Published Sunday, February 16, 2014 AT 7:47 PM / Updated at 9:28 PM
For 4 glorious hours, Nebraska = basketball state
Dirk Chatelain Omaha World-Herald

What’s the best way to measure the craziness of Sunday afternoon in the world of Nebraska and Creighton basketball?

How ‘bout this: Until Jan. 20, Creighton and Nebraska had never beaten ranked teams in the same day. Sunday they beat Top-10 teams by a combined 30 points.

Or this: For a few moments — just after 5 p.m. — #Nebrasketball was one of 10 terms trending nationally on Twitter. So was Nebraska. So was Creighton. So was Doug McDermott. Either the entire country had Internet failure or they were all talking about basketball in the state of Nebraska.

Still not impressed? OK, let this sink in: In a span of two hours, Nebraska won in Tom Izzo’s house and Doug McDermott passed Larry Bird on the NCAA career scoring chart.

Suddenly it’s not so crazy to envision an NCAA tournament with Creighton and Nebraska. The Huskers haven’t qualified in 16 years. The two haven’t made it together in 23 years.
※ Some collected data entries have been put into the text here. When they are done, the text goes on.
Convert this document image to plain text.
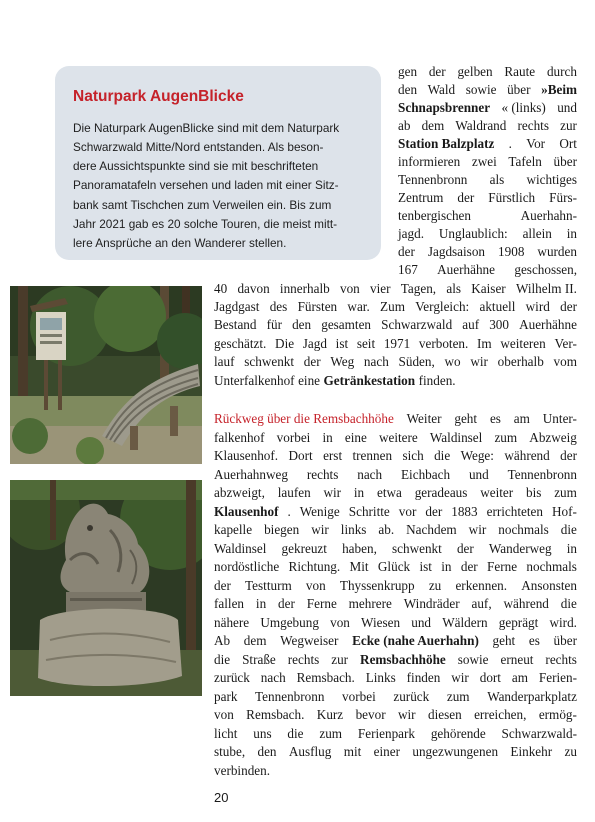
Naturpark AugenBlicke
Die Naturpark AugenBlicke sind mit dem Naturpark
Schwarzwald Mitte/Nord entstanden. Als beson-
dere Aussichtspunkte sind sie mit beschrifteten
Panoramatafeln versehen und laden mit einer Sitz-
bank samt Tischchen zum Verweilen ein. Bis zum
Jahr 2021 gab es 20 solche Touren, die meist mitt-
lere Ansprüche an den Wanderer stellen.
gen der gelben Raute durch
den Wald sowie über »Beim
Schnapsbrenner « (links) und
ab dem Waldrand rechts zur
Station Balzplatz . Vor Ort
informieren zwei Tafeln über
Tennenbronn als wichtiges
Zentrum der Fürstlich Fürs-
tenbergischen	Auerhahn-
jagd. Unglaublich: allein in
der Jagdsaison 1908 wurden
167 Auerhähne geschossen,
40 davon innerhalb von vier Tagen, als Kaiser Wilhelm II.
Jagdgast des Fürsten war. Zum Vergleich: aktuell wird der
Bestand für den gesamten Schwarzwald auf 300 Auerhähne
geschätzt. Die Jagd ist seit 1971 verboten. Im weiteren Ver-
lauf schwenkt der Weg nach Süden, wo wir oberhalb vom
Unterfalkenhof eine Getränkestation finden.
Rückweg über die Remsbachhöhe Weiter geht es am Unter-
falkenhof vorbei in eine weitere Waldinsel zum Abzweig
Klausenhof. Dort erst trennen sich die Wege: während der
Auerhahnweg rechts nach Eichbach und Tennenbronn
abzweigt, laufen wir in etwa geradeaus weiter bis zum
Klausenhof . Wenige Schritte vor der 1883 errichteten Hof-
kapelle biegen wir links ab. Nachdem wir nochmals die
Waldinsel gekreuzt haben, schwenkt der Wanderweg in
nordöstliche Richtung. Mit Glück ist in der Ferne nochmals
der Testturm von Thyssenkrupp zu erkennen. Ansonsten
fallen in der Ferne mehrere Windräder auf, während die
nähere Umgebung von Wiesen und Wäldern geprägt wird.
Ab dem Wegweiser Ecke (nahe Auerhahn) geht es über
die Straße rechts zur Remsbachhöhe sowie erneut rechts
zurück nach Remsbach. Links finden wir dort am Ferien-
park Tennenbronn vorbei zurück zum Wanderparkplatz
von Remsbach. Kurz bevor wir diesen erreichen, ermög-
licht uns die zum Ferienpark gehörende Schwarzwald-
stube, den Ausflug mit einer ungezwungenen Einkehr zu
verbinden.
20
With apologies to 1991, the state’s basketball fever Sunday night — and presumably over the next few days — puts that winter to shame.

Creighton hosted the second-biggest crowd in school history Sunday and would be a No. 2 or 3 seed if the NCAA tournament began today. When the Huskers host Penn State Thursday in Lincoln, Pinnacle Bank Arena will be packed with 15,000-plus.

It’s not just winning that makes it fun.

For Creighton, it’s an offensive style ripped from a coaching textbook. It’s 64 percent shooting and 101 points against an excellent defense. Most of all, it’s Doug McDermott, the best college offensive player since (at least) Steph Curry in 2009. McDermott builds on his legacy seemingly every game. He scores 10 points before he breaks a sweat. Sunday he went 13 of 17, showing every weapon in his arsenal, scoring inside and out, off the dribble and off the pass.

“He is as complete a player — and I do not use that term loosely — as complete a player with size as I’ve ever seen. At 6-8, 6-9, there’s nothing he can’t do,” Villanova coach Jay Wright said. “… He’s the best post player that we played against and he’s the best perimeter player and maybe one of the best passers.”

For Nebraska, the fun starts with a head coach who’s part-Urkel, part-Butkus. Tim Miles acts like your next-door neighbor, posing with fans after big wins, dancing with his team in the locker room, dropping one-liners on social media. But he landed a sophomore transfer, Terran Petteway, who’s as talented and tough as any Husker since Tyronn Lue. And the rest of NU’s roster is gaining experience and confidence by the week. It takes a lot of guts to rally from five straight losses with a 6-2 stretch.

After leaving the Breslin Center floor, Miles walked into the Husker locker room and dropped a line that may as well have come from Greg McDermott two hours later. It’s a statement on which even two blossoming basketball rivals (who don’t like each other very much) can agree. It goes like this:

“That’s what college basketball is supposed to feel like!”